The same reason which justifies the rule of exemption in the case *67 of judges of courts applies to assessors, when they are determining the value of property for the purposes of taxation. Protection is not extended to the judge for his own sake, but because the public interest requires full independence of action and decision on his part, uninfluenced by any fear or apprehension of consequences personal to himself, except in so far as he may be accountable to the state for the manner in which he shall discharge the duties intrusted to him. It is also for the public interest that assessors, in determining values for purposes of taxation, should possess the same independence. If they were liable to have the considerations upon which they make the valuations impeached at the suit of every dissatisfied property owner, it is doubtful if men fit to hold the office could be induced to take it.

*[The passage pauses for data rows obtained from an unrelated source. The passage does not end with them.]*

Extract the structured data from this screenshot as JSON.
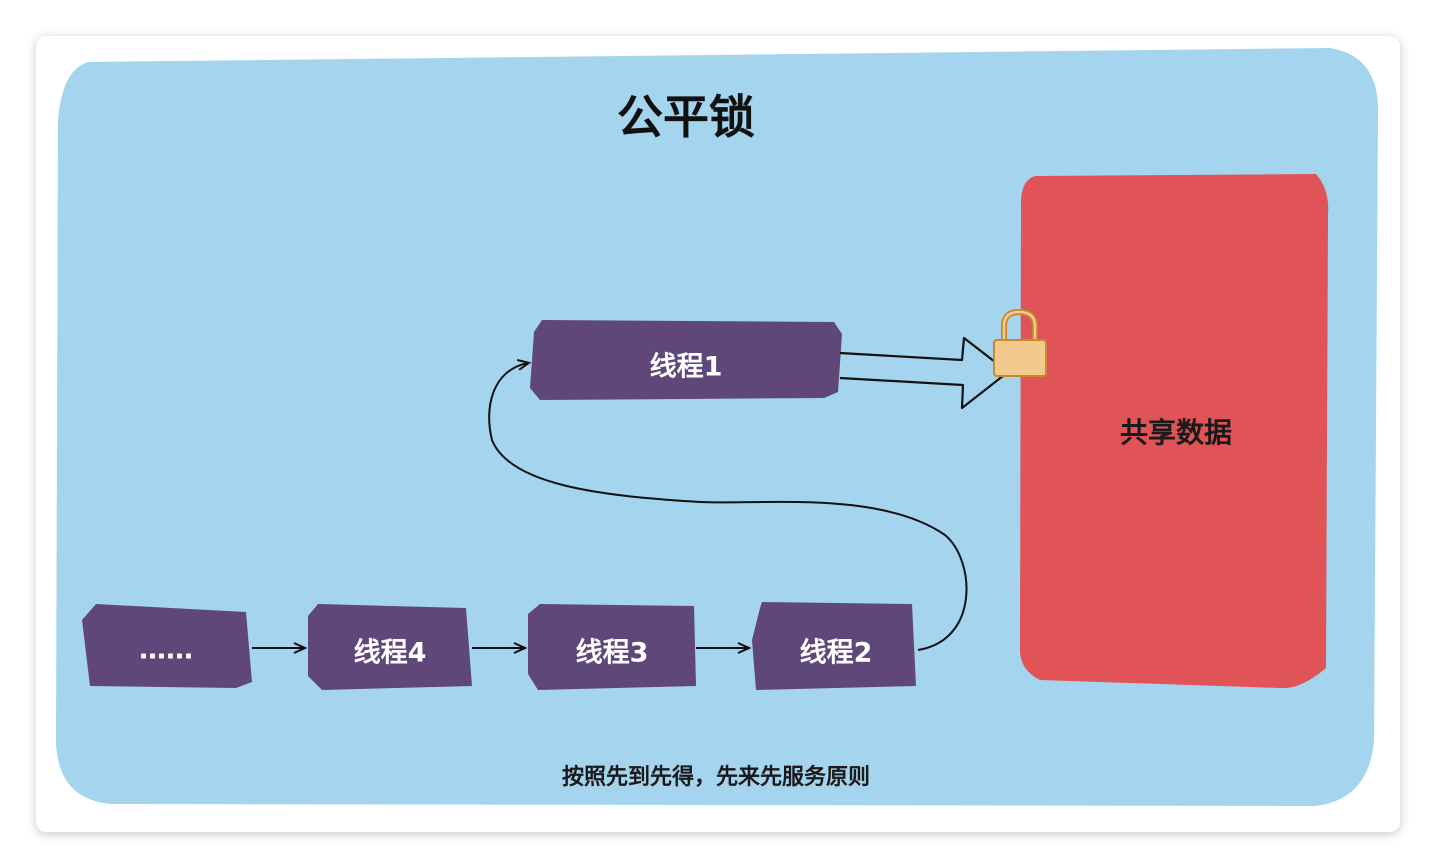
{
  "diagram": {
    "title": "公平锁",
    "shared_data": "共享数据",
    "caption": "按照先到先得，先来先服务原则",
    "queue": [
      {
        "id": "ellipsis",
        "label": "……"
      },
      {
        "id": "thread-4",
        "label": "线程4"
      },
      {
        "id": "thread-3",
        "label": "线程3"
      },
      {
        "id": "thread-2",
        "label": "线程2"
      }
    ],
    "active_thread": {
      "id": "thread-1",
      "label": "线程1"
    },
    "colors": {
      "panel": "#a4d4ee",
      "node": "#5f477a",
      "shared": "#e05356",
      "lock_body": "#f4c98e",
      "lock_stroke": "#c7892d"
    }
  }
}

Upon both reason and authority, therefore, we hold that the exemption includes assessors in making assessments to the same extent that it does judges in exercising their judicial functions.

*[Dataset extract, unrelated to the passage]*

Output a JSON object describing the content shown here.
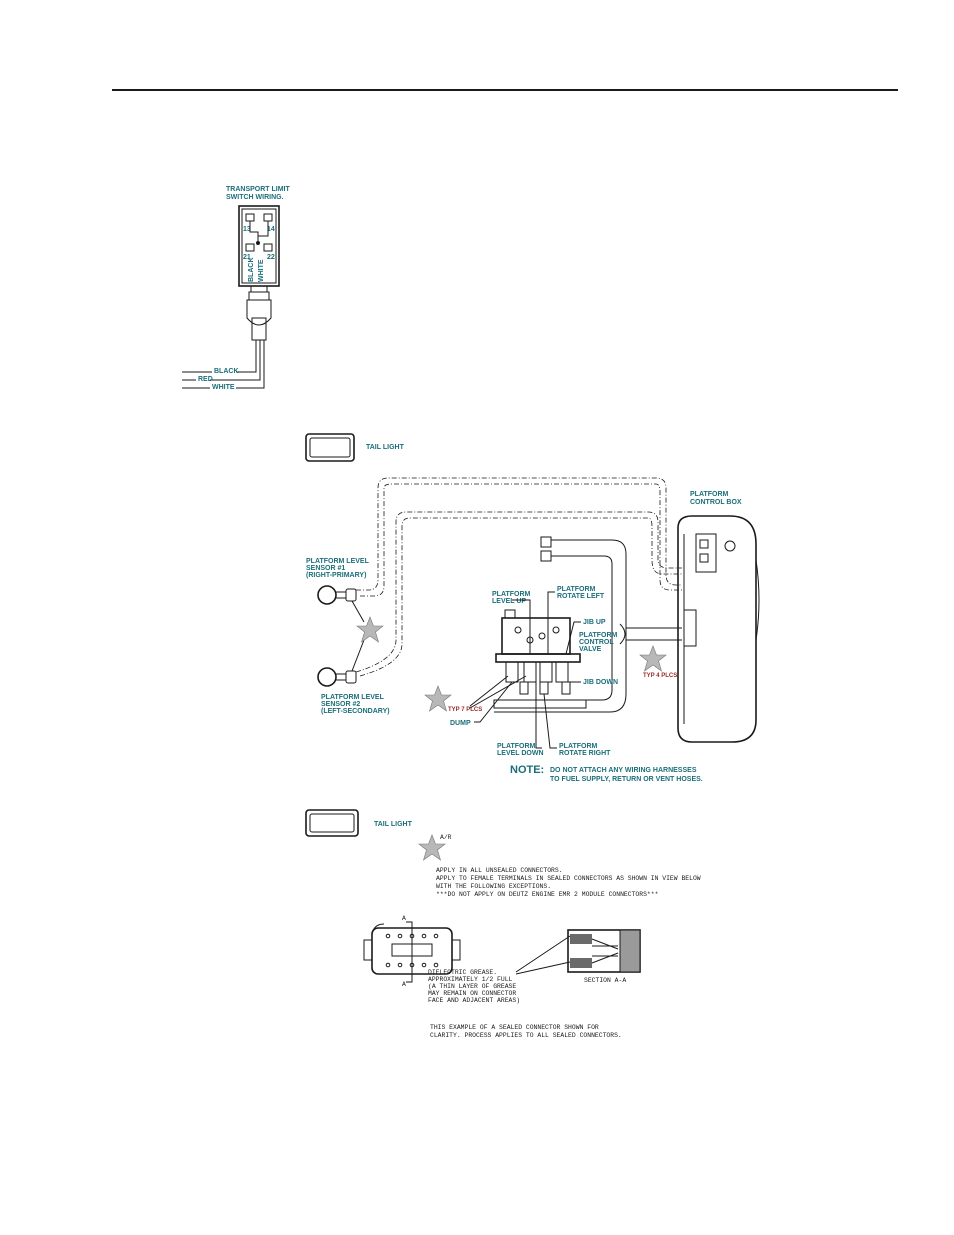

The assessment being unimpeachable in this action, in contemplation of law the alleged agreement or combination to make an excessive assessment, even if in so agreeing defendants were acting outside their quasi judicial functions, did not result in any injury to appellant, and without injury the action cannot be maintained. If there were an overvaluation, the law affords another remedy.

Order affirmed.

VANDEABURGH, J., took no part in this decision.